Arnold looked dubious, but he handed them the spare keys he’d made all the same. That would unlock everything in their path and only Emerson, Junie, and some of their staff knew that he had them. If he could have taken back his admission he would have. The boy turned the keys over in his hand, examining them closely before muttering a comment about it may be quicker without the keys.
“Someone already tried to break into the rooms last month and the noise they made called me back downstairs long before they got inside,” Arnold replied, hoping his friend wouldn’t take it as a challenge. “These will get you past the bars too.
“Tomorrow I’ll be leaving for Mondrago,” Arnold explained to them quietly. “If you do get caught, make as much noise as you can, and call for Dr. Solsen. He’ll keep them from hurting you when he gets there. And make it sound like you did it all on your own, make a production of it that you just wanted to help ‘Mr. Wolf’. You’ll still be in trouble, breaking and entering….but he helped me when I was in similar trouble.” The two nodded, the cat had gone over all the risks and consequences many times, and they had been prepared to do it without his help.
As the meeting finished, Tepic asked to borrow Lisa’s coat before he left. As an added precaution, he was going to wash it and his own jacket in an infusion of wolfsbane, just in case things went wrong. He didn’t mention to either of them what he had been brewing in the urchin still for the past few days, but the thin glass vial in his pocket was certainly a comfort.
After he was gone Arnold was going to take a step outside when he stopped and turned back to Lisa, “I want you to teach me something too…”
Lisa looked startled. “What can I teach
“Just stories…like the one about the
Fik’ama’n.” The cat said softly. “I know how that would roughly translate, but I’d never heard of them.”
Lisa gave him a keen look. “Well, I’m no Oel-cir’va, no Master Old-singer, to be able to tell stories well. But what I can, I will. Though I wonder why you don’t have any stories yourself.”
He’d never heard of those before now either. Sighing he shook his head, “Lisa..do you know how I’m always getting into trouble? Life threatening situations? How I think that the worst is always coming?” Lisa Fargazer nodded slowly and he continued, “Imagine an entire race of cats that are just like me….that were always attracting situations that jeopardize their lives.”
Lisa thought about it for a few moments, and winced. He continued, “That’s probably what happened to our stories. After a while there was no one alive to remember them.”
Lisa said, with much sympathy in her voice, “Oh, dear–I’m so sorry.”
Arnold didn’t respond as he went through the maze. He would be back, he had been spending the night in the Vole ever since he had been released.

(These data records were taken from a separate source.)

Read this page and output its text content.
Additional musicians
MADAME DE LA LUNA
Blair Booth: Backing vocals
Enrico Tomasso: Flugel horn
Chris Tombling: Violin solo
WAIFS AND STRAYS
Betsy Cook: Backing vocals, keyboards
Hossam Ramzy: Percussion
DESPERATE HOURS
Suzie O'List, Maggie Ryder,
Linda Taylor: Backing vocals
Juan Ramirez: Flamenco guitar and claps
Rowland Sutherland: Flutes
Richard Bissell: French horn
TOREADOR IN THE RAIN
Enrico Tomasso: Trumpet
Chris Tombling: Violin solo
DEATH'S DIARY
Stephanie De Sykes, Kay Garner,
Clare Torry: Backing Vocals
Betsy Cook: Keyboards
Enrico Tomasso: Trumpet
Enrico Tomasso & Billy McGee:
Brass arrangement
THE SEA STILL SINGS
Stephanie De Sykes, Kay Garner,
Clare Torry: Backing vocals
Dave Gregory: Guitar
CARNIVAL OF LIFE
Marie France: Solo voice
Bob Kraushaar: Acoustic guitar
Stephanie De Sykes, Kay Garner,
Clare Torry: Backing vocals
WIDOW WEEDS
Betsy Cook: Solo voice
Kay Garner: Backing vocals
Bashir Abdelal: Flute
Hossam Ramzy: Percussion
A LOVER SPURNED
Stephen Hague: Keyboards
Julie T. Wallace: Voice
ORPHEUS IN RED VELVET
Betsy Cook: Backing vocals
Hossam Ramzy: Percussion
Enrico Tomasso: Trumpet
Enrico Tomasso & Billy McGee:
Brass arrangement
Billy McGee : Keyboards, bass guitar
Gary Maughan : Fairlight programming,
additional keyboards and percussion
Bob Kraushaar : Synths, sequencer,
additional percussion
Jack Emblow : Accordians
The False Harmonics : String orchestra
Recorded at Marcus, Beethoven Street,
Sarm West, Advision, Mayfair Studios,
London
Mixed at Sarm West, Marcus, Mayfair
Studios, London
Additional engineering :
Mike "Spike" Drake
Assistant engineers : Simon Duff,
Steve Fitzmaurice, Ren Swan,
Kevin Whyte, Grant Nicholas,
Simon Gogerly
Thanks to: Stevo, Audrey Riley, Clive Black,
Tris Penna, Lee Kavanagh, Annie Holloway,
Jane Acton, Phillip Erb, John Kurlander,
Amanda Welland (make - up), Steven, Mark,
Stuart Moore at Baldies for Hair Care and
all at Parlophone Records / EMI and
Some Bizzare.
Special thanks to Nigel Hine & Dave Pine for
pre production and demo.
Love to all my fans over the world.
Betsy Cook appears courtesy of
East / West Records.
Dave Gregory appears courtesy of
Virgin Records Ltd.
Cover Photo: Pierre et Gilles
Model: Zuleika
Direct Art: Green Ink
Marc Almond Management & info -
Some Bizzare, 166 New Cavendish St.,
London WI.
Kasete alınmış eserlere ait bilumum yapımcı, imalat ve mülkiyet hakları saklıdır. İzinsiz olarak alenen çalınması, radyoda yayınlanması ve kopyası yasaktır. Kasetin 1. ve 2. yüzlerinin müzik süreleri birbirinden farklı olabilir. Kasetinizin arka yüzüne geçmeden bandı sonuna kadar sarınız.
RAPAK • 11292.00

Lisa watched him leave, feeling truly sorry for Arnold. Stories and history were such an integral part of Feline society. Even during the worst times in her relations with her fellow cats, back when she still was one, she had still attended every Meeting, listening to the
Master Old-singer and his stories. The thought of losing that sense of identity completely was saddening to her. ‘I must do all I can to help him,’ she thought.